Aggregate Component

Aggregate Component

This component works by grouping together multiple input rows into a single output row. Input columns can be added to the groupings, or have an aggregation applied to them.

Default output names are chosen by combining the source column name and the aggregation type. If they are not appropriate, consider using a Rename Component immediately after this component to choose more appropriate names.

Properties

Property Setting Description
Name Text The descriptive name for the component.
Groupings Columns One or more source columns that form the groupings.
The output flow will contain one row for each distinct combinations of values within the grouping columns.
Aggregations Source Column The input column for the summary function (the summary function is the aggregation type).
Aggregation Type You can add the same source column multiple times each with a different aggregation type. The summary is calculated for each combination of the source column values.
Min: Find the Minimum value of the source column.
Max: Find the Maximum value of the source column.
Count: Count the records whose source column is not null.
Count Distinct: Count the distinct values of the source column.
Approximate Count: This is variant of Count Distinct that may have better performance in cases where an exact count is not required.
See the Redshift Documentation for more details.

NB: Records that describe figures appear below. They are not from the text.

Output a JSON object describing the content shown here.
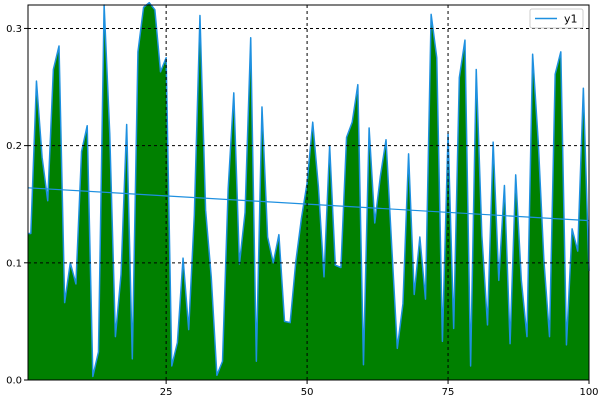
{
  "chart_data": {
    "type": "area",
    "title": "",
    "xlabel": "",
    "ylabel": "",
    "xlim": [
      0.5,
      100
    ],
    "ylim": [
      0.0,
      0.32
    ],
    "x_ticks": [
      25,
      50,
      75,
      100
    ],
    "y_ticks": [
      0.0,
      0.1,
      0.2,
      0.3
    ],
    "x_tick_labels": [
      "25",
      "50",
      "75",
      "100"
    ],
    "y_tick_labels": [
      "0.0",
      "0.1",
      "0.2",
      "0.3"
    ],
    "grid": "dashed, black, at major ticks",
    "legend": {
      "position": "top-right",
      "entries": [
        "y1"
      ]
    },
    "colors": {
      "area_fill": "#008000",
      "line": "#1e90e0"
    },
    "series": [
      {
        "name": "y1",
        "type": "area-with-line",
        "x": [
          1,
          2,
          3,
          4,
          5,
          6,
          7,
          8,
          9,
          10,
          11,
          12,
          13,
          14,
          15,
          16,
          17,
          18,
          19,
          20,
          21,
          22,
          23,
          24,
          25,
          26,
          27,
          28,
          29,
          30,
          31,
          32,
          33,
          34,
          35,
          36,
          37,
          38,
          39,
          40,
          41,
          42,
          43,
          44,
          45,
          46,
          47,
          48,
          49,
          50,
          51,
          52,
          53,
          54,
          55,
          56,
          57,
          58,
          59,
          60,
          61,
          62,
          63,
          64,
          65,
          66,
          67,
          68,
          69,
          70,
          71,
          72,
          73,
          74,
          75,
          76,
          77,
          78,
          79,
          80,
          81,
          82,
          83,
          84,
          85,
          86,
          87,
          88,
          89,
          90,
          91,
          92,
          93,
          94,
          95,
          96,
          97,
          98,
          99,
          100
        ],
        "values": [
          0.125,
          0.255,
          0.19,
          0.153,
          0.265,
          0.285,
          0.066,
          0.1,
          0.082,
          0.195,
          0.217,
          0.003,
          0.024,
          0.32,
          0.21,
          0.037,
          0.09,
          0.218,
          0.018,
          0.28,
          0.318,
          0.322,
          0.316,
          0.263,
          0.275,
          0.012,
          0.032,
          0.104,
          0.043,
          0.141,
          0.311,
          0.145,
          0.088,
          0.004,
          0.016,
          0.163,
          0.245,
          0.099,
          0.143,
          0.292,
          0.016,
          0.233,
          0.122,
          0.1,
          0.124,
          0.05,
          0.049,
          0.101,
          0.138,
          0.168,
          0.22,
          0.165,
          0.088,
          0.2,
          0.098,
          0.096,
          0.207,
          0.22,
          0.252,
          0.013,
          0.215,
          0.134,
          0.174,
          0.205,
          0.115,
          0.027,
          0.065,
          0.193,
          0.073,
          0.122,
          0.069,
          0.312,
          0.275,
          0.033,
          0.21,
          0.044,
          0.258,
          0.29,
          0.012,
          0.265,
          0.123,
          0.047,
          0.203,
          0.085,
          0.166,
          0.031,
          0.175,
          0.085,
          0.037,
          0.278,
          0.203,
          0.102,
          0.037,
          0.261,
          0.28,
          0.03,
          0.129,
          0.11,
          0.249,
          0.093
        ]
      },
      {
        "name": "",
        "type": "trend-line",
        "x": [
          0.5,
          100
        ],
        "values": [
          0.164,
          0.136
        ]
      }
    ]
  }
}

Sum: Sum the values in the source column. This is only sensible for numeric source columns.
Average: Average the values in the source column. This is only sensible for numeric source columns.
Standard Deviation (Sample): Calculates the sample standard deviation of the source column. This is only sensible for numeric source columns.
Standard Deviation (Population): Calculates the population standard deviation of the source column. This is only sensible for numeric source columns.
Variance (Sample): Calculates the sample variance of the source column. This is only sensible for numeric source columns.
Variance (Population): Calculates the population variance of the source column. This is only sensible for numeric source columns.
For more information on the Aggregation Types, see the Redshift Documentation.
For more information on Aggregation functions in BigQuery, see the official documentation.

Strategy

Generates summary (aggregate) functions along with a group-by clause.

Example

This job counts the number of flights and totals the distance travelled for each tail number in the input data.

Groupings are set to Tail Number (tailnum).

Aggregations are set to total the distance, and count the records whose flight number is not null.

The sample data confirms that the data is being summarised as expected.